The aggregate consideration payable in connection with the consummation of the Transaction was comprised of (i) a $50,000 cash deposit paid prior to the closing; (ii) $1.00, payable in cash upon the closing; and (iii) the assumption by Hickok Operating of certain trade payables of DG and certain of DG’s contracts and obligations arising therefrom after the closing. In consideration of a Consent, Waiver and Release Agreement executed and delivered by the DG shareholders, Hickok Operating issued Profits Interest Units to the holders of shares of Common Stock of DG.

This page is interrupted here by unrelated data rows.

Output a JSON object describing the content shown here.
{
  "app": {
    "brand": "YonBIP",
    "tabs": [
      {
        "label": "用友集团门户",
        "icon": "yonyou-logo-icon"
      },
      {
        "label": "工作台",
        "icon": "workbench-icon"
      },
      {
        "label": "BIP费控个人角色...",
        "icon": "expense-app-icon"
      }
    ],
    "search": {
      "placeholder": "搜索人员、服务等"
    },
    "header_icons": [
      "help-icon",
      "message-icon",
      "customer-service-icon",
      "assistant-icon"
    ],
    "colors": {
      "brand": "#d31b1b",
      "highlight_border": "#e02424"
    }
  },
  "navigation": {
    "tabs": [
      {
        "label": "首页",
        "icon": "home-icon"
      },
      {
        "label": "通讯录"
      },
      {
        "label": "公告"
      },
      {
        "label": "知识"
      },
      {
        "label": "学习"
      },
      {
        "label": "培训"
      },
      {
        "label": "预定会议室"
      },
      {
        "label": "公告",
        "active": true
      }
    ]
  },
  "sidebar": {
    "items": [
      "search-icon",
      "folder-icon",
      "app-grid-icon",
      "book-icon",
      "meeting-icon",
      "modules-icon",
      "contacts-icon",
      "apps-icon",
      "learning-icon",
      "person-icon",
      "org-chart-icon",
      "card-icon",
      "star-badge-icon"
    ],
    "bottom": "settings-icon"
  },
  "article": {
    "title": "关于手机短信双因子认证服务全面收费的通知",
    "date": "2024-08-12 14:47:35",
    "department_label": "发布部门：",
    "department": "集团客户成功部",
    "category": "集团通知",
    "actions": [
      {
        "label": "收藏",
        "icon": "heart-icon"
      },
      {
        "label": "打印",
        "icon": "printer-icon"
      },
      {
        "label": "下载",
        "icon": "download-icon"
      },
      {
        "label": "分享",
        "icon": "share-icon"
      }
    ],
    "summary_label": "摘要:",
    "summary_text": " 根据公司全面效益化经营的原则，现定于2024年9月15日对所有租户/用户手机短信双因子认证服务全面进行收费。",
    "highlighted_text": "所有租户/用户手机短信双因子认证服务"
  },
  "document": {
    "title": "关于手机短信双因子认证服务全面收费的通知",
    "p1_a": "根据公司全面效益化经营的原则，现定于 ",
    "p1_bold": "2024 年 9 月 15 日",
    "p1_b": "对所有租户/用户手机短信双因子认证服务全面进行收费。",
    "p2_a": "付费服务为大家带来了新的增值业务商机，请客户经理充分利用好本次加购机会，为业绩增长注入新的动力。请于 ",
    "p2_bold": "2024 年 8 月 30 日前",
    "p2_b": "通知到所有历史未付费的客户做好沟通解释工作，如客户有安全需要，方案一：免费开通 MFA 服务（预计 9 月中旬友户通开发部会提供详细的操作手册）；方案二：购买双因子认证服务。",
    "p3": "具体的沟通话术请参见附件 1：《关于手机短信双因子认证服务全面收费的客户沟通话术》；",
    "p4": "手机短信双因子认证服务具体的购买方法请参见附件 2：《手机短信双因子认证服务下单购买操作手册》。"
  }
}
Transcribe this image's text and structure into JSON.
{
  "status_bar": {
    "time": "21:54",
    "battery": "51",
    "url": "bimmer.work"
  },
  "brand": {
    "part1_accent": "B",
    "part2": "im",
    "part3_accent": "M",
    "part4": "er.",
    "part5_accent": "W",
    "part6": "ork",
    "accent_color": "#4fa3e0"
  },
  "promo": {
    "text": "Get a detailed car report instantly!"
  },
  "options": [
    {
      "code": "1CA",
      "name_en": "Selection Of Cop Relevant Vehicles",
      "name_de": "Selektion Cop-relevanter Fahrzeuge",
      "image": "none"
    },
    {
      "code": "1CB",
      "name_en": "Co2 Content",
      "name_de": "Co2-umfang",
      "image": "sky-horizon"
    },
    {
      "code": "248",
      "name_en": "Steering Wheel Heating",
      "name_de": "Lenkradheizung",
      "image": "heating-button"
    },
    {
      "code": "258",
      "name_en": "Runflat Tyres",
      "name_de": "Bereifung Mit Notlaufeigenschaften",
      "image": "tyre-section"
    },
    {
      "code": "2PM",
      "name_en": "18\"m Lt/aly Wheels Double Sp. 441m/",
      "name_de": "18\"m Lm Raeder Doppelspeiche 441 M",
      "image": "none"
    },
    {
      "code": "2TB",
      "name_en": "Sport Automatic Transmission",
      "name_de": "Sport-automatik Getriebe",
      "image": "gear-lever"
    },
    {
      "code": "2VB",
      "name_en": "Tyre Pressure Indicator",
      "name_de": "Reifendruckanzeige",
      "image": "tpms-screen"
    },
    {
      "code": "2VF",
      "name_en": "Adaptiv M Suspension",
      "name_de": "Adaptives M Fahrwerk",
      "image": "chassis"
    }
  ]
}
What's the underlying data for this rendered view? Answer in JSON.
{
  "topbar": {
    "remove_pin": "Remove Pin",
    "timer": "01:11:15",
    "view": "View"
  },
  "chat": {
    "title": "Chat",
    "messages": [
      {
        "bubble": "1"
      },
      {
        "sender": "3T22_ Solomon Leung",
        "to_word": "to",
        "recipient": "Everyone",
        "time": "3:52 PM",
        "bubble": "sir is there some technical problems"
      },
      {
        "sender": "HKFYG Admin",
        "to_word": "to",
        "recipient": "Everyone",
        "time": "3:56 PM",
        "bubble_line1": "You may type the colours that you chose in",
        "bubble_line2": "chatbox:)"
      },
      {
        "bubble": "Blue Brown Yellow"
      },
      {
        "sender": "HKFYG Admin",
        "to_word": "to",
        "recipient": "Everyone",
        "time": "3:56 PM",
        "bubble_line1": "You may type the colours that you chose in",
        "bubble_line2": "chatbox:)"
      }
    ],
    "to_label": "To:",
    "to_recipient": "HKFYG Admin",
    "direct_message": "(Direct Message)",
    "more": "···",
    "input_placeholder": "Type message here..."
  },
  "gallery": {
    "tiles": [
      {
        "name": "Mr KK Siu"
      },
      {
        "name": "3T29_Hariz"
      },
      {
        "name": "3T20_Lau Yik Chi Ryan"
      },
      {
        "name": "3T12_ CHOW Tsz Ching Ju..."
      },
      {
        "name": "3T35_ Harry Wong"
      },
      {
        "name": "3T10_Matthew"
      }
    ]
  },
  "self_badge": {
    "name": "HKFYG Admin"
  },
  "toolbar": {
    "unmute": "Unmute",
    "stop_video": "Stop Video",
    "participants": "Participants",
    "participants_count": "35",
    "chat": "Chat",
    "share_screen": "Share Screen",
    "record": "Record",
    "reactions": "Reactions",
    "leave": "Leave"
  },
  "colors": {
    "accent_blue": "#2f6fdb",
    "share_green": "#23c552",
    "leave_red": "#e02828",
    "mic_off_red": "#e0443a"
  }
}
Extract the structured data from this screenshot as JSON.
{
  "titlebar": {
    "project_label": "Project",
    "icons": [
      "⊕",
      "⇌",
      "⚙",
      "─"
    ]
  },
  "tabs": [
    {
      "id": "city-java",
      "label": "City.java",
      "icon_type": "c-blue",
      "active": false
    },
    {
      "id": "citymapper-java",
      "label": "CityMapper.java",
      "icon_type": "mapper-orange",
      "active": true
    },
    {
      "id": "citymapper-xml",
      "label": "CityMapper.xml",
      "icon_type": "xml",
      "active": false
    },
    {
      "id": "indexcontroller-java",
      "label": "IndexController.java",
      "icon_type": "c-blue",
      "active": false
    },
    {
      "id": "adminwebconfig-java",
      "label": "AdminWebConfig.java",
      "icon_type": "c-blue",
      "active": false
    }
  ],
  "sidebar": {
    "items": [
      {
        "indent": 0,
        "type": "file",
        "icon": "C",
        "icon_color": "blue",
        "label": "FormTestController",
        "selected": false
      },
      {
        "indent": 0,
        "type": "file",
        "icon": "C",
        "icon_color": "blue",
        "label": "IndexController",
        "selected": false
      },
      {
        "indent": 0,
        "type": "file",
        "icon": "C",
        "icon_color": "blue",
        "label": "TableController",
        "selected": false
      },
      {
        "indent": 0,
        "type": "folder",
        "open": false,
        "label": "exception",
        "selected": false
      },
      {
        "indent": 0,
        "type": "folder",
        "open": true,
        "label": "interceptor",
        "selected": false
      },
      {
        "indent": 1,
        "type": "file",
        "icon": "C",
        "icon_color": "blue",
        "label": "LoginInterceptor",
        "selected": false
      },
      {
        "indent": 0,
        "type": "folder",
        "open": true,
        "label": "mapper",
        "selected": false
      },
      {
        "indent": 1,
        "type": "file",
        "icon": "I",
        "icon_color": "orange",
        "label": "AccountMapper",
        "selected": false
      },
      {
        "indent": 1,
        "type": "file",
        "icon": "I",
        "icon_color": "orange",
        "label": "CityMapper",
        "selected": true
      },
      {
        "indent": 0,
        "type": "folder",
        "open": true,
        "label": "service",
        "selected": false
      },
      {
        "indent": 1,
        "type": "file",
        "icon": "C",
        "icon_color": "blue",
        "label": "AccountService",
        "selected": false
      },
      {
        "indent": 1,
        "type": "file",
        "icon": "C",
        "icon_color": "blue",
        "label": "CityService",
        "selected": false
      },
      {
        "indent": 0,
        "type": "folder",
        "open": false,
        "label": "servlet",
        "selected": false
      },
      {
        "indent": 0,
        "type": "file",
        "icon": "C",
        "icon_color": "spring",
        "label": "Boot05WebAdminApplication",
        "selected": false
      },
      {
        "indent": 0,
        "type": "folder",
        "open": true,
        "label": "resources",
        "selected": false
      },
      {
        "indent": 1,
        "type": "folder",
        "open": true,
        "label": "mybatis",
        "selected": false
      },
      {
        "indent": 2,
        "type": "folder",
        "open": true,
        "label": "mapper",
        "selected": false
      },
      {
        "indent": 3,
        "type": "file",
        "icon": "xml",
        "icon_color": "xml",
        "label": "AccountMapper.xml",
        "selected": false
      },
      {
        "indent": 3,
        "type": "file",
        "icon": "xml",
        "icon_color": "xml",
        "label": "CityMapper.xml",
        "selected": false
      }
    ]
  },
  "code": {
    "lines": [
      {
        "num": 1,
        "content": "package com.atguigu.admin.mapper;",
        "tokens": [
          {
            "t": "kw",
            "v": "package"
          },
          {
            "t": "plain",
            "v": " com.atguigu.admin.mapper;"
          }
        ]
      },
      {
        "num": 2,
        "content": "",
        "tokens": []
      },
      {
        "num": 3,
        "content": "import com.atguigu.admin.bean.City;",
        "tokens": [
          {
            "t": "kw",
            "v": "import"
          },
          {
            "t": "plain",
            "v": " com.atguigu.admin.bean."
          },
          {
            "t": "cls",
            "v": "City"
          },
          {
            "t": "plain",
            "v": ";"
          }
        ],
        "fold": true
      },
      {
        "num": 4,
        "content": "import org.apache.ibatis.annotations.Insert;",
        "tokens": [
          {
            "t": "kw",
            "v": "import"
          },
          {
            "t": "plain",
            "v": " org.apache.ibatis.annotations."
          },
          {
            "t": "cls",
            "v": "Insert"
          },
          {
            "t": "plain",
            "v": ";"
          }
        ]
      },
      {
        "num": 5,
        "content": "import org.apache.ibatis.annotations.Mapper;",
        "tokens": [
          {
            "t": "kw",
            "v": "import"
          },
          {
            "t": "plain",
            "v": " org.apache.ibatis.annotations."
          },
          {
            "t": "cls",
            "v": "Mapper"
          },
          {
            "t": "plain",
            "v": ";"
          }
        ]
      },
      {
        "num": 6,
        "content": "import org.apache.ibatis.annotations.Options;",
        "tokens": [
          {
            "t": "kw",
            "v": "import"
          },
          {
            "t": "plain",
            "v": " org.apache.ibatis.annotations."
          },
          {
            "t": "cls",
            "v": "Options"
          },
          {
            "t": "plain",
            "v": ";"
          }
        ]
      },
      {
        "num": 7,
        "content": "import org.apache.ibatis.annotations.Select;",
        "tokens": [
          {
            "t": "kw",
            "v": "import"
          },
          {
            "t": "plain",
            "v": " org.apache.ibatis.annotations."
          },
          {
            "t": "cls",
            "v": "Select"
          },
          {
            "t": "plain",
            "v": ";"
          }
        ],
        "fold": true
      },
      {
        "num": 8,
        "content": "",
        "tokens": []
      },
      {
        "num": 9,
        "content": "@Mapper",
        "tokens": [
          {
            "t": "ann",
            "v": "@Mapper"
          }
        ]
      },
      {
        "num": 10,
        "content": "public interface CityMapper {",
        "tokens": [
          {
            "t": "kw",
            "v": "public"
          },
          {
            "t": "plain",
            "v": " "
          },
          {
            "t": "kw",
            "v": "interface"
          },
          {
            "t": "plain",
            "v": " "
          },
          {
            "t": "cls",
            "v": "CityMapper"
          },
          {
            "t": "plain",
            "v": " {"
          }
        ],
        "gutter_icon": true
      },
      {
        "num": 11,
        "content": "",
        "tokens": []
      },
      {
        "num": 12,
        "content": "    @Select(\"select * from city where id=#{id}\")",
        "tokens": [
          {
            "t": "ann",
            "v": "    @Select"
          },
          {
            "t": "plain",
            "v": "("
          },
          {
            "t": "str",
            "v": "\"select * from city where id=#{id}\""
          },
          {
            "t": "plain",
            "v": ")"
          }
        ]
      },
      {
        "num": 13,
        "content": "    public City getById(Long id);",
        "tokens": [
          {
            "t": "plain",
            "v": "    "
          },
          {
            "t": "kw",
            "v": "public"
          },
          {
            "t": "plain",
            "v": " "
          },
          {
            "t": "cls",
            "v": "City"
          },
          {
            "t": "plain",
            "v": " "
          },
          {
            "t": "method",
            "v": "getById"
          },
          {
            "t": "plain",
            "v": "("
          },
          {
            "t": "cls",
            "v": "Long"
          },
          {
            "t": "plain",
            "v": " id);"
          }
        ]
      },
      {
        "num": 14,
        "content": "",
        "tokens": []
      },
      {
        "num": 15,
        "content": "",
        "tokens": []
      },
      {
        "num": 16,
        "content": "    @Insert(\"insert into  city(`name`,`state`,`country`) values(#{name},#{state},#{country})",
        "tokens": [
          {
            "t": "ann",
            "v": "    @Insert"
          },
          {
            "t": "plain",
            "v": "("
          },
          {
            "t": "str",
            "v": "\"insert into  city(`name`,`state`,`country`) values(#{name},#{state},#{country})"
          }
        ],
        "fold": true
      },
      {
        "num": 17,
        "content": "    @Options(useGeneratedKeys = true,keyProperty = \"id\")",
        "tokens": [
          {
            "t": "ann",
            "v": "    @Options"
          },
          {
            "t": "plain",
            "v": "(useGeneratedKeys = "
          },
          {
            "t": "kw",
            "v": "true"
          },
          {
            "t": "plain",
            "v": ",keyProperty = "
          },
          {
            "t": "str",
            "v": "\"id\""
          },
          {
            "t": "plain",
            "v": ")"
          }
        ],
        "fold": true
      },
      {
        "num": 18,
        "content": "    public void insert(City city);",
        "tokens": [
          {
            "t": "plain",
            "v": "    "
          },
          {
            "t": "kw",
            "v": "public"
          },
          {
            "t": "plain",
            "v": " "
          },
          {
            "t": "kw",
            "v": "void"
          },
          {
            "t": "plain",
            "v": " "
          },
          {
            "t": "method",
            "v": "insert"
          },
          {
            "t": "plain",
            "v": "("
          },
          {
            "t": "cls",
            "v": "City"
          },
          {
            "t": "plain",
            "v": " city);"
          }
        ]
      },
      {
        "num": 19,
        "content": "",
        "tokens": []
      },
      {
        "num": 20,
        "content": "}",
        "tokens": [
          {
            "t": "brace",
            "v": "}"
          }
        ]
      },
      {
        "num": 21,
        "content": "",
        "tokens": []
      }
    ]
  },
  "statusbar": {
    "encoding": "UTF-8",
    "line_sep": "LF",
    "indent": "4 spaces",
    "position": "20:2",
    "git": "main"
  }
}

The Asset Purchase Agreement contains customary indemnification obligations of the parties with respect to breaches of their respective representations, warranties and covenants, which are subject to certain exceptions, terms and limitations described further in the Asset Purchase Agreement. The Asset Purchase Agreement contains certain customary post-closing covenants of the parties, including cooperation on tax matters. In addition, under the Asset Purchase Agreement, DG agreed to certain nondisclosure obligations with respect to the DG business and, for a period of five years, to certain non-competition obligations with respect to the DG business and certain non-solicitation obligations with respect to the employees, consultants, licensors, customers, suppliers and contractors of DG. Individuals receiving Profits Interest Units of Hickok Operating agreed to similar restrictions pursuant to the terms of the Award Agreement and Consent, Waiver and Release Agreements delivered at closing, as well as under the terms of the Amended and Restated Operating Agreement of Hickok Operating adopted in connection therewith.
The parties to the Transaction have made customary representations, warranties and covenants under the Asset Purchase Agreement. The representations, warranties and covenants set forth in the Asset Purchase Agreement have been made only for the purposes of such agreement and were solely for the benefit of the parties to the Asset Purchase Agreement, may be subject to limitations agreed upon by the contracting parties, and may be subject to standards of materiality applicable to the contracting parties that differ from those applicable to investors. Accordingly, the Asset Purchase Agreement is included with this filing only to provide investors with information regarding the terms of the Transaction, and not to provide investors with any other factual information regarding the parties or their respective businesses, and should be read in conjunction with the disclosures in the Company's periodic reports and other filings with the Securities and Exchange Commission.
As of the date of the Transaction, shares of Preferred Stock of DG were owned by affiliates of Steven Rosen and Edward F. Crawford and Matthew V. Crawford, each of whom are shareholders of the Company and currently serve on the Board of Directors of the Company (the “Board”). Such entities are the holders of certain Convertible Promissory Notes of DG, which indebtedness is convertible into shares of capital stock of DG. In light of the foregoing, the Board authorized the formation of a Special Committee comprised of disinterested directors to review the terms of the Asset Purchase Agreement and authorize and approve the Transaction.
A copy of the Asset Purchase Agreement is attached as Exhibit 1.01 to this Current Report on Form 8-K and is incorporated in this Item 1.01 by reference. The foregoing description of the Asset Purchase Agreement is a summary, does not purport to be complete and is qualified in its entirety by reference to the full text of the Asset Purchase Agreement.